Author: Tanya J. Peterson
Genre: Literary Fiction
My Copy: Review Copy via Author
Add to: Goodreads
Synopsis: From the author of Leave of Absence comes another compelling tale of the human psyche. A brilliant and talented man crippled by extreme anxiety and panic attacks, Brian has carefully crafted his world so that his interactions with others are severely limited. Although incapable of changing his situation, he discovers that, somehow, he is the only person seven-year-old Abigail can trust. Having bounced from one foster home to another, she has unexpectedly come to live with a childless uncle and aunt she has never known. For very different reasons, both Brian and Abigail are trapped in emotionally and socially isolated lives. Can they learn from each other?
Last May, I read and reviewed Tanya J. Peterson’s Leave of Absence and it became one of my favorite reads of 2013. When Peterson asked if I’d review My Life in a Nutshell, I couldn’t say no because she has a talent for writing characters struggling with a mental illness and making the reader understand their inner turmoil.
We have good character development. Our main character is Brian Cunningham, a brilliant man who is a school janitor and suffers from anxiety. You’ll easily come to love him and your heart breaks when he’s put in certain situations he has no interest in. Then we have an adorable girl named Abigail Harris who unfortunately hasn’t had the best life. She suffers from abandonment issues and easily attaches to herself people and when she gets into trouble she has a habit of throwing tantrums and lying. We also have several secondary characters that are important including Sammi and Hugh, both teachers at the elementary school. The real treat is Roger, a fellow janitor and I just really liked how he was there for Brian!
Narrative is first person via Brian and it makes sense since this is his story. I really liked the use of first person narrative because it brings his suffering from anxiety front and center. You see yourself in the same situations Brian finds himself in and you can understand his reluctance to participate. I believe readers will easily associate with Brian and we can see parts of ourselves in him. Peterson does a great job letting us feel his uneasiness and you can’t help but want him to succeed. When it comes to seven year old Abigail, a part of me wanted to grab her and spank her a few times, but then we’re given parts of her history and you can’t help but feel sorry for her. Then reality hits, in real life some kid has experienced exactly what Abigail has gone through. I adored getting to know Abigail through Brian because he discovers aspects of himself he didn’t know he had.

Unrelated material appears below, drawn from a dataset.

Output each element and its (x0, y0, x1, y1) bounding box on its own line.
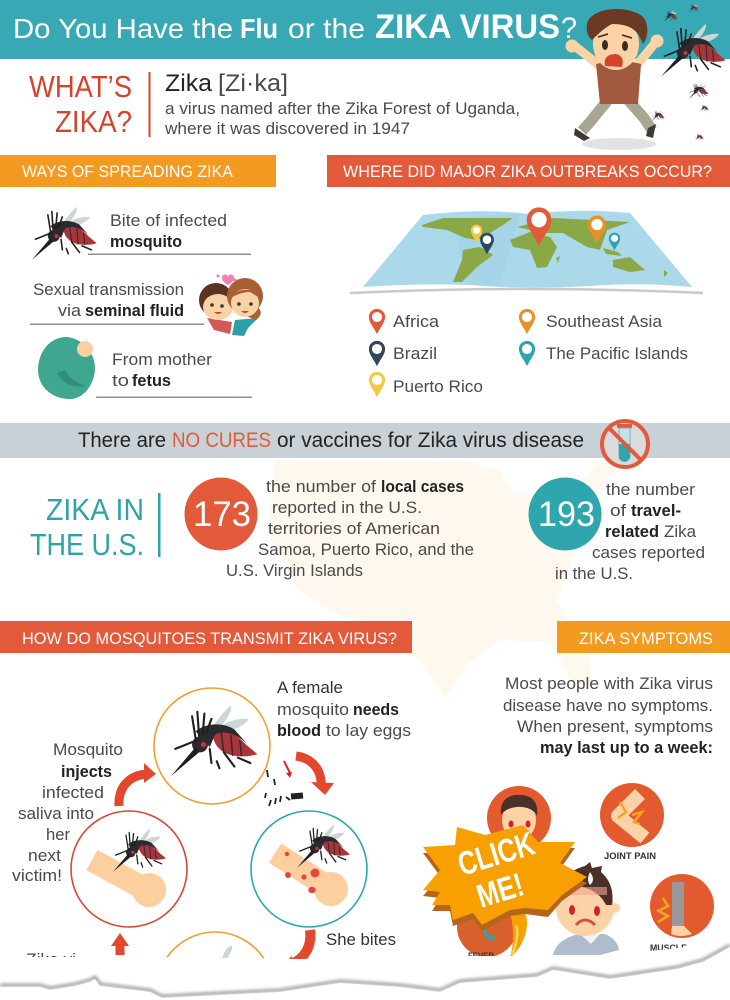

What I liked about Peterson’s My Life in a Nutshell are the emotions she allowed to me experience but also let me understand a little more about anxiety. My sister suffers from it and has been diagnosed with agoraphobia. At times I just want to tell her to snap out of it and it’s all in her head, but Peterson has given me a little more insight and know that there’s more to it. Like Brian, my sister keeps quiet about her illness because she knows not everyone will understand. In fact, right now she’s trying to get the Department Chair and professors at the University she currently attends to recognize her illness as a disability so she’ll have a little wiggle-room to finish assignments. Peterson shows us Brian’s reluctance at talking to people about his anxiety. I kept wanting him to open up and just say something, but came to realize it’s a process. That’s what I like about Peterson’s writing. She lets us see the situation at hand and we can understand the character better as the story progresses.
Just a quick note: there’s a bit of surprise at the end of My Life is a Nutshell and while I was shipping a different couple, I was happy to see who gets the girl in the end! I won’t go into detail because it would be a spoiler, but when it all comes out, I did a little “yay” dance. I just hope Peterson gives us an epilogue or a novella that touches base on Brian and Abigail’s life since Nutshell’s ending.
If you’re looking to read a book where the author has taken the time to convey what she knows and what she’s treated, I highly recommend Tanaya J. Peterson’s My Life in a Nutshell. Seriously, I commend Peterson for tackling a taboo subject.